Wii Fit Plus remembers me. I gave Wii Fit a try when it first came out. So Plus knows it's been 585 days since my last workout. It knows I'm ten pounds heavier than back then. It remembers which exercises I've done. I remember it, too. Who could forget that dippy little balance board hopping around and talking to me like the paper clip from Microsoft Office? Will I ever get out of my head all those awful balance board minigames? My smarmy armless Mii hoola hooping? There's a reason I've been away from it for 600 days.

So why is Wii Fit Plus a welcome addition to my workout routine?

After the jump, how Wii Fit Plus fits in.

Fortunately, the new option for workout routines makes it easy to get around all the terrible stuff. Instead, I can focus on the good stuff. In this case, that means the yoga exercises. They're free of animated balance boards and dippy Miis. The presentation is simple and elegant, with an animated trainer guiding you through the poses. What's more, now that you can set up workout routines, I don't have to individually Wiimote through each pose one at a time. I can select a duration and Wii Fit Plus keeps the poses coming.

Unfortunately Wii Fit Plus still relies too much on keeping an annoying rot dot centered in a yellow circle. It does this to justify the balance board, which isn't very useful when it comes to yoga. I've learned to ignore the red dot, since the point of yoga is not to keep your ankles as steady as humanly possible, and that's pretty much all you're going to get from fixating on the red dot. Instead, the point of yoga is to hold a pose and control your breathing. I like the gentle wave sound effect that paces your breathing. The animated trainer does a good job of demonstrating and narrating the poses. The narrating is particularly important, since you're not always going to be facing the screen (by the way, EA Sports Active is fantastic at narrating exercises so you don't have to keep watching the screen).

I still have a hard time wading through all the presentation in Wii Fit Plus.

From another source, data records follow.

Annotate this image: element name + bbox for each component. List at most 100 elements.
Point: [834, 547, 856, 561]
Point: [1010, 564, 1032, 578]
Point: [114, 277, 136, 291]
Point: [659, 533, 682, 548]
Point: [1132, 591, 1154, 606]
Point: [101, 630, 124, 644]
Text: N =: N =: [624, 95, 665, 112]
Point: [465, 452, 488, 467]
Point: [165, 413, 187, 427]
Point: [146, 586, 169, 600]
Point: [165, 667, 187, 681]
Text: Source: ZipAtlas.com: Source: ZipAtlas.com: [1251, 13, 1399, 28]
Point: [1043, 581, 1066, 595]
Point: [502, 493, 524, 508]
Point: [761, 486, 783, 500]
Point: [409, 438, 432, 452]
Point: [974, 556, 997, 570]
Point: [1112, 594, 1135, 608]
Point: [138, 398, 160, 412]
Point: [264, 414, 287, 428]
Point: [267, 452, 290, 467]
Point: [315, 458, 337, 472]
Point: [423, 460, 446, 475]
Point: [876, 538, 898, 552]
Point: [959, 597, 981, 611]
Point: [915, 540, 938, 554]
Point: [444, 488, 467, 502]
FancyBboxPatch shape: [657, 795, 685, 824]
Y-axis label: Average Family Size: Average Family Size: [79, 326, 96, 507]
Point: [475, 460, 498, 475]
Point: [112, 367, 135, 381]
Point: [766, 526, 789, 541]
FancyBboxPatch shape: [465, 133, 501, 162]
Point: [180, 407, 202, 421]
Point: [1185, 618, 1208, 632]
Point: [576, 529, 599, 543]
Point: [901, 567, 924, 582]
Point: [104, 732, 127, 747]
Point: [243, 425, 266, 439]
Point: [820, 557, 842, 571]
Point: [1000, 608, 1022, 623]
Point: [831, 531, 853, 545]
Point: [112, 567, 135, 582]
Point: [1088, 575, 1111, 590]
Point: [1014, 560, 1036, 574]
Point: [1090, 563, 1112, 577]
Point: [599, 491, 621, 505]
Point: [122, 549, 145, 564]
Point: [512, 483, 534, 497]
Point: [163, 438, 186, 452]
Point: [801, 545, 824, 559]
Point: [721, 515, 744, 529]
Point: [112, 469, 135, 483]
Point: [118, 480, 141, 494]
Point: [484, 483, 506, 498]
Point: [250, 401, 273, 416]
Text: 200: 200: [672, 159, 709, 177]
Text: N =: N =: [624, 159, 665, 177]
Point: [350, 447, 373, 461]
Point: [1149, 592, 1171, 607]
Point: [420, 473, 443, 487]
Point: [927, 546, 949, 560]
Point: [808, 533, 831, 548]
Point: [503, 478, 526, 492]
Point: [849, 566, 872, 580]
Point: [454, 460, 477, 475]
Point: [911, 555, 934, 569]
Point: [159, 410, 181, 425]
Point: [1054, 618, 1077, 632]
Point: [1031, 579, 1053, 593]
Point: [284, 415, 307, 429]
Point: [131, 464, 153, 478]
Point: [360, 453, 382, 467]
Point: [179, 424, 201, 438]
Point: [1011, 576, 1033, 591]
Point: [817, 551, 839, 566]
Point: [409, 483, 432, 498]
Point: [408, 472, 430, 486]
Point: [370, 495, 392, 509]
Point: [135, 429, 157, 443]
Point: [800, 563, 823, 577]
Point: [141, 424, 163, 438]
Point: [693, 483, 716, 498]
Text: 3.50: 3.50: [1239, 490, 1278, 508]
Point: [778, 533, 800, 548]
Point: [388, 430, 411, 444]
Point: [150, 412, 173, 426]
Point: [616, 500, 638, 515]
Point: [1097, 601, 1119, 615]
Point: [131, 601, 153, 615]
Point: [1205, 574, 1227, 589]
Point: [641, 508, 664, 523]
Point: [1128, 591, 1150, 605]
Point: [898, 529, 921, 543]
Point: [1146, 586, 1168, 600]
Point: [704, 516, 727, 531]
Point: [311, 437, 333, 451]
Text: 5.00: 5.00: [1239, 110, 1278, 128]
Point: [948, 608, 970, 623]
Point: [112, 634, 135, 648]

It's not very intuitive. Ironically, it tries so hard to be player friendly that I can't figure it out. Workouts are labeled with nonsense categories like youth, form, or mind and body. Huh? I just want to get some exercise, not parse what Nintendo thinks each of these categories is supposed to mean. And each time I've tried to set up a routine, the annoying animated balance board seems to realize that I have no idea what I'm doing. It pops up and asks if I want to do a workout routine. Why, yes, annoying animated balance board, I do. Thank you for asking.

So I've been setting durations for yoga workouts to lead into my regular EA Sports Active routines. The two games are a great compliment to each other. The yoga in Wii Fit Plus serves as a wonderful stretching warm up. It's a low-intensity buffer dividing the rest of my day from the moderately demanding stuff I'm about to do in EA Sports Active.

Plus, I get to hear the trainer chick say, "Let's do the Downward Facing Dog pose together". I wonder if she knows how dirty that sounds?

So one week down, five to go. And I'm really happy with the two games I've found.